The AI investment and infrastructure build-out is also supporting other parts of the market, notably clean energy, which is up 43.6% year to date. Commodity markets continue to reflect the scale of that demand, with copper hitting record highs in mid-May.
With the US economy strong and financial conditions relatively loose, inflation risks are becoming harder to dismiss. Last week PCE inflation rose to 3.8%, its highest level since March 2023. Some policymakers, including Chair of the Fed Kevin Warsh, have argued that productivity gains driven by innovation and AI support the case for lower interest rates. Yet, in the near term, heavy investment in AI infrastructure, alongside rising energy demand from data centres, is contributing to shortages and adding to price pressures.
Higher productivity should, over time, be disinflationary. But it is equally true that interest rates should remain restrictive during periods of solid growth and the Fed has little reason to cut without a clear deterioration in the economic backdrop.
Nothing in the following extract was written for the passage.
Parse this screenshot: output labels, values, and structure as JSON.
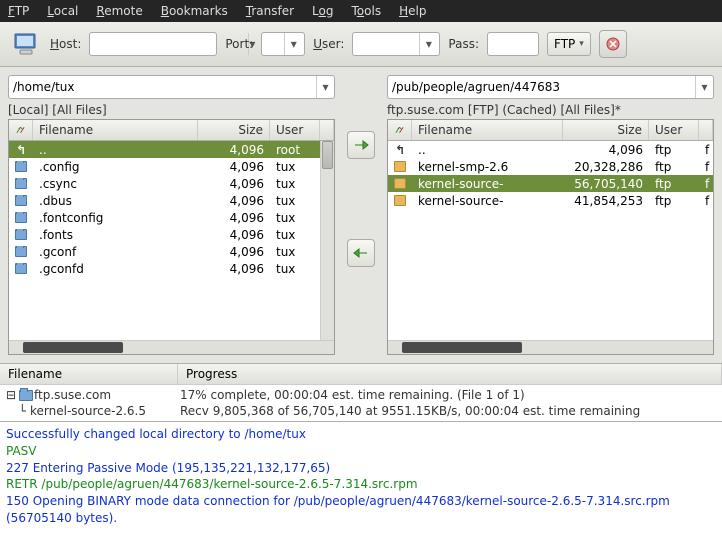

While the bar for further rate hikes remains high, the case for easing fades if AI is proving inflationary in the short run. In that sense, the Fed seems to already be recalibrating their easing bias.
The week ahead
Manufacturing PMIs
In the US, the ISM and S&P Global manufacturing PMIs are released this week. Manufacturing has now been in expansion for four consecutive months, while services activity has eased but remains in expansion. Forward earnings growth has historically led the manufacturing PMI and on that basis the signal points to further strength in US manufacturing. Economists expect a reading of 55.3 from S&P Global and 53.0 from ISM, both firmly in expansion.
US employment report
The labour market in the US bounced in March and April and economists forecast another strong month for job growth in May. The unemployment rate is anticipated to remain at 4.3%.
Eurozone inflation
Euroarea inflation is expected to rise to 3.2% increasing the probability of a rate hike from the European Central Bank at their meeting on 11 June. The market places the probability of a June rate hike at 95%.